Sibyl E Wray, MD
,
Hope Neurology, Knoxville, TN, USA, Knoxville, TN
Douglas L Arnold, MD
,
Montreal Neurological Institute, McGill University, and NeuroRx Research, Montreal, Quebec, Canada, Montreal, QC, Canada
Jeffrey A Cohen, MD
,
Mellen Center, Cleveland Clinic, Cleveland, OH, USA, Cleveland, OH
Alasdair J Coles, MD
,
University of Cambridge, Cambridge, UK, Cambridge, United Kingdom
Christian Confavreux, MD
,
University Claude Bernard, Lyon, France, Lyon, France
Edward J Fox, MD
,
MS Clinic of Central Texas, Round Rock, TX, USA, Round Rock, TX
Hans-Peter Hartung, MD
,
Heinrich-Heine University, Dusseldorf, Germany, Dusseldorf, Germany
Eva Havrdova, MD, PhD
,
Department of Neurology, First Faculty of Medicine, Charles University in Prague, Prague, Czech Republic, Prague, Czech Republic
Krzysztof Selmaj, MD, PhD
,
Medical University of Lodz, Lodz, Poland, Lodz, Poland
Howard L Weiner, MD
,
Brigham and Women's Hospital Center for Neurologic Diseases, Boston, MA, USA, Boston, MA
Tamara A Miller, MD
,
Advanced Neurology of Colorado, Ft Collins, CO, USA, Ft Collins, CO
Cary L Twyman, MD
,
Associates in Neurology PSC, Lexington, KY, USA, Lexington, KY
Stephen L Lake, ScD
,
Genzyme, Cambridge, MA, USA, Cambridge, MA
David H Margolin, MD
,
Genzyme, Cambridge, MA, USA, Cambridge, MA
Michael A Panzara, MD
,
Genzyme, Cambridge, MA, USA, Cambridge, MA
Alastair Compston, MD
,
University of Cambridge, Cambridge, UK, Cambridge, United Kingdom
Background: Alemtuzumab showed efficacy superior to subcutaneous interferon beta-1a (SC IFNB-1a) among relapsing-remitting multiple sclerosis (RRMS) patients in the CARE-MS I and II studies. Acyclovir prophylaxis was introduced midway through the CARE-MS trials at the recommendation of the Data Monitoring Committee due to an increase in mucocutaneous herpes infections after alemtuzumab, most often during the first post-treatment month.
Objectives: To evaluate whether prophylactic treatment with acyclovir during the first month following alemtuzumab treatment is effective in reducing the risk of herpetic infections.
Methods: CARE-MS comprised two 2-year phase 3 trials, in treatment-naïve RRMS patients (CARE-MS I) and in active RRMS patients who had experienced disease activity while on prior therapy (CARE-MS II). Patients received alemtuzumab 12 mg intravenously on 5 days at entry and on 3 days 12 months later or IFNB-1a 44 µg SC 3× weekly. After a protocol amendment in January 2009, patients received oral acyclovir 200 mg twice daily during each alemtuzumab infusion and for 28 days thereafter.

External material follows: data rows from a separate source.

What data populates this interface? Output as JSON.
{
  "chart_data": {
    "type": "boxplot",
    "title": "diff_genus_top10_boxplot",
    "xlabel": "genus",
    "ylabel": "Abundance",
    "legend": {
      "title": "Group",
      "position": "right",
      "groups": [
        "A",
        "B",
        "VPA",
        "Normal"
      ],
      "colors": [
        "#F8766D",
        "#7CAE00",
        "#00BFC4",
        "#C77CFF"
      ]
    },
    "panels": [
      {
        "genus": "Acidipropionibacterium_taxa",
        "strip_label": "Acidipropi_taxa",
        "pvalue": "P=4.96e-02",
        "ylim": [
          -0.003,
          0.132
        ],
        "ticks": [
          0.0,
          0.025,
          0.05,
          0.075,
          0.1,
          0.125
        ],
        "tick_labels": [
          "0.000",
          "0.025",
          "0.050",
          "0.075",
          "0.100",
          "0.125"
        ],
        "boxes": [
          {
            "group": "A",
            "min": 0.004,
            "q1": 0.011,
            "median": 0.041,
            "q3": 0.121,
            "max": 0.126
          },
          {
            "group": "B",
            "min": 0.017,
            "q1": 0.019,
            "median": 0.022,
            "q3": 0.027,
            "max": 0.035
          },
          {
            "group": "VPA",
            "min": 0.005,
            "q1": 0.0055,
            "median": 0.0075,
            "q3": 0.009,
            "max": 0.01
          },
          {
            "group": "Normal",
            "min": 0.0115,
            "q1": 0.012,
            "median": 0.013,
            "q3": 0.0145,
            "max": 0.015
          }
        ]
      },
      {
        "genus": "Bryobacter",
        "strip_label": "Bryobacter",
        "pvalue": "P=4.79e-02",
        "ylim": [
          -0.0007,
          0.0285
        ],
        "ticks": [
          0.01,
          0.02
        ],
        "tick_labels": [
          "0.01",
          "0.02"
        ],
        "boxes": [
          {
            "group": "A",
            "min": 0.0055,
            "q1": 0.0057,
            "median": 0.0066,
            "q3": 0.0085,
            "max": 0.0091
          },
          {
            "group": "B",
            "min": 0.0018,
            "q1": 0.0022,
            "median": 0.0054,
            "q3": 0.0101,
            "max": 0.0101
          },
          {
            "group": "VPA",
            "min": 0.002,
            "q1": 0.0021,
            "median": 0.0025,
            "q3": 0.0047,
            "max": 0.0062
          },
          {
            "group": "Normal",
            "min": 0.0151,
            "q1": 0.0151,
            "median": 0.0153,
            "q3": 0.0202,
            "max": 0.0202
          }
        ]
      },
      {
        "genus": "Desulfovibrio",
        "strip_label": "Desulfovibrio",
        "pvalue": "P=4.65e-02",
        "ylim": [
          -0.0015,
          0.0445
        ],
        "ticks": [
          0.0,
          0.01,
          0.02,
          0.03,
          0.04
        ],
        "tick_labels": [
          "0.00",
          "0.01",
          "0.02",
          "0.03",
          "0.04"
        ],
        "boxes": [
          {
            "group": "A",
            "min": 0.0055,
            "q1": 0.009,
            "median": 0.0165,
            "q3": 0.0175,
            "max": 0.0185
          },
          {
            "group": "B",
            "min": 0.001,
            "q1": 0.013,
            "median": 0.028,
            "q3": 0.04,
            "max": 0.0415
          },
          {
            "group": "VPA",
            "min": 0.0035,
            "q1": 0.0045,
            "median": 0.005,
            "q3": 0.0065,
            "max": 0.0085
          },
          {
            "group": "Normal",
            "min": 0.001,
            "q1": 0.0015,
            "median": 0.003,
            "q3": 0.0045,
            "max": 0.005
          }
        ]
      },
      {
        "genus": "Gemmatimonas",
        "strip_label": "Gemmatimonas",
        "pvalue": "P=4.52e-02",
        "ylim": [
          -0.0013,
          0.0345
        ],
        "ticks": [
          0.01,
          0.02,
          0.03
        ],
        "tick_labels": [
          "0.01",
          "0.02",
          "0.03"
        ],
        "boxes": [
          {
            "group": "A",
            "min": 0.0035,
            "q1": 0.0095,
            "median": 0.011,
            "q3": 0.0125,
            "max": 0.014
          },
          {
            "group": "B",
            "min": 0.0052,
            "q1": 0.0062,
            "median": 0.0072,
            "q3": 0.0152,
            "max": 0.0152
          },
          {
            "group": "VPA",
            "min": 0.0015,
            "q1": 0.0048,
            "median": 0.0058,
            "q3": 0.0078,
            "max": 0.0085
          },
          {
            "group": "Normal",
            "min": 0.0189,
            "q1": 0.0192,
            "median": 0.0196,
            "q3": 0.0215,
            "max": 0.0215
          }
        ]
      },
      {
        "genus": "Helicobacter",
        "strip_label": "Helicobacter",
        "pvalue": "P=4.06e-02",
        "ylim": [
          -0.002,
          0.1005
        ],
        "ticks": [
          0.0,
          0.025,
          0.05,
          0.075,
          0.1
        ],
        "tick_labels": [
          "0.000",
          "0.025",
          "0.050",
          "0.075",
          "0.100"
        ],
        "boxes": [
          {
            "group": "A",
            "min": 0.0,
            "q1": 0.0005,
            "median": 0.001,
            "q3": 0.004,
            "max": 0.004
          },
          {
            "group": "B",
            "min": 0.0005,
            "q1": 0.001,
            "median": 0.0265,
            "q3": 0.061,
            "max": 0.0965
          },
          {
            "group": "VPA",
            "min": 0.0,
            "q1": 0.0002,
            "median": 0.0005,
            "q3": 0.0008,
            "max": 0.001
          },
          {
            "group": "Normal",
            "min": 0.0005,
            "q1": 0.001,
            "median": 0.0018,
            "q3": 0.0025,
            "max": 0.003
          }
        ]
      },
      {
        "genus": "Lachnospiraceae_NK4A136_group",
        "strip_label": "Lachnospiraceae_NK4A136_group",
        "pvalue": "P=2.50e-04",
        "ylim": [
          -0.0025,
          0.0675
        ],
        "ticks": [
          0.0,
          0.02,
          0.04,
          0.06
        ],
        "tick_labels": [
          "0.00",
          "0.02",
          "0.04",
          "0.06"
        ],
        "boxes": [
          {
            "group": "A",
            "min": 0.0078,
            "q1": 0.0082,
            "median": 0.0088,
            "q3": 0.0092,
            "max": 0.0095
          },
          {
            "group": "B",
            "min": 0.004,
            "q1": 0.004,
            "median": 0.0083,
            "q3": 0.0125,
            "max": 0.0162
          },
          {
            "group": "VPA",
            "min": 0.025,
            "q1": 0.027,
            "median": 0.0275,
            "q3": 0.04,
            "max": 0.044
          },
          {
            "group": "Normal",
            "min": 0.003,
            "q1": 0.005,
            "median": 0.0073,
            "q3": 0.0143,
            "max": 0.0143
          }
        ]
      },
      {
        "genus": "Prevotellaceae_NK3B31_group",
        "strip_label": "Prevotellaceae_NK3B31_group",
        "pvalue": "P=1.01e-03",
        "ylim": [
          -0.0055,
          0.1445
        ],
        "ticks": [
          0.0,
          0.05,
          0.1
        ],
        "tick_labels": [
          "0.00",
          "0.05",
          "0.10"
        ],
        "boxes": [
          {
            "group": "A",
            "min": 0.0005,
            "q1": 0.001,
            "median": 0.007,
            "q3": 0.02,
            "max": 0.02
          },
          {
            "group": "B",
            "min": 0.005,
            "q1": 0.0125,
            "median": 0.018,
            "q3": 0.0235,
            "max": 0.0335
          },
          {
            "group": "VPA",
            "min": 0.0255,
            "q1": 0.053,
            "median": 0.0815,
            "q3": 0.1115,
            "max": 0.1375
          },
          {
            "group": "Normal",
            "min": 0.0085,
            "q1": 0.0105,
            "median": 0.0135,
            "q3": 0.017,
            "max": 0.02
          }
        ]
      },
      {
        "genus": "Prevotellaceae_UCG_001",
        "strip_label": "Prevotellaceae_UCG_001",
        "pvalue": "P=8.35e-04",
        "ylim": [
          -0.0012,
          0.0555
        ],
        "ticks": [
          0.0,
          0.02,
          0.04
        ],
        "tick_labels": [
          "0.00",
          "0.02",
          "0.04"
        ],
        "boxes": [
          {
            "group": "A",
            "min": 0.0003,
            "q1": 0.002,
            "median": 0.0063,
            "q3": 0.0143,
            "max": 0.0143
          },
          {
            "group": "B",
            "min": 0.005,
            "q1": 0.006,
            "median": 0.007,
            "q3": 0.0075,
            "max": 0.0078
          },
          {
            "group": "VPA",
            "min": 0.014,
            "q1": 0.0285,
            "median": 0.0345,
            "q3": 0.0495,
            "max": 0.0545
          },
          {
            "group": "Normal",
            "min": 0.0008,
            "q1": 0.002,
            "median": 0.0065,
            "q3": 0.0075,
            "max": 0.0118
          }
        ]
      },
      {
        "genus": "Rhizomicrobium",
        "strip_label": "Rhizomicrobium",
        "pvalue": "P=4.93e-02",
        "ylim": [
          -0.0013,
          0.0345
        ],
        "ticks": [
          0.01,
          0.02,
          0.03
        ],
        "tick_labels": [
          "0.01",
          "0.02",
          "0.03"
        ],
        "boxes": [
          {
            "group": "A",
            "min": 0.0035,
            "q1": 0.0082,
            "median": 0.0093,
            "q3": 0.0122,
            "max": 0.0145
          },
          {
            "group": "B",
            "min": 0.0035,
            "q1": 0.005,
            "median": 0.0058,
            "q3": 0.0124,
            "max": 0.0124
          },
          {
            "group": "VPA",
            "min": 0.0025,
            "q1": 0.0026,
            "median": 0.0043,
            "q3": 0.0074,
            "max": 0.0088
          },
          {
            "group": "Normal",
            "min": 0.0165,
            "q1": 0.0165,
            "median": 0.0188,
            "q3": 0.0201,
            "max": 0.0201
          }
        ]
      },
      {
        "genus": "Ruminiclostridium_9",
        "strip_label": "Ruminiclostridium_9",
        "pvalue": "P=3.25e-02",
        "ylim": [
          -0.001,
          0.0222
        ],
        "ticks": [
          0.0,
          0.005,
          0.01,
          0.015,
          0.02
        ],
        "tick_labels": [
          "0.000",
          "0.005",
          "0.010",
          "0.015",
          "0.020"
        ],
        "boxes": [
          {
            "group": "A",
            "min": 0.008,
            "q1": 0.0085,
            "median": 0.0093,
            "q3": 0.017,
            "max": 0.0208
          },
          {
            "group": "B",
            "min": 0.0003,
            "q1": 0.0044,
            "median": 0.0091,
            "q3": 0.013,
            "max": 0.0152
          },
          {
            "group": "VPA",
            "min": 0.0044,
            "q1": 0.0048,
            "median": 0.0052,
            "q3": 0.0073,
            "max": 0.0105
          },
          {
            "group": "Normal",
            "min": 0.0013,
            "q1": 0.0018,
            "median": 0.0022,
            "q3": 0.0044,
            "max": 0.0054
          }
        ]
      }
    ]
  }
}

Results: During 2 years of follow up, the overall incidence of any herpetic infection was higher in the alemtuzumab 12 mg group (16.0%) than the IFNB-1a group (2.0%). The most commonly reported events in the alemtuzumab 12 mg group was oral herpes (9.2% of patients), compared with 1.5% of patients in the IFNB-1a group. During the first course of alemtuzumab 12 mg, 205/811 (25.3%) patients received prophylactic acyclovir, which reduced the incidence of herpes infections during the first month (1/205 patients; 0.5%) compared with no prophylaxis (28/606 patients; 4.6%). During the second course, 521/789 (66.0%) patients in the alemtuzumab 12 mg group received acyclovir, and the incidence of herpes infections during the first month following alemtuzumab was again lower in patients who received prophylaxis than in those who did not (4 [0.8%] vs 7 patients [2.6%], respectively).
Conclusions: Overall, these data suggest that prophylactic treatment with acyclovir for 1 month following each alemtuzumab treatment course is effective in reducing the risk of herpetic infections.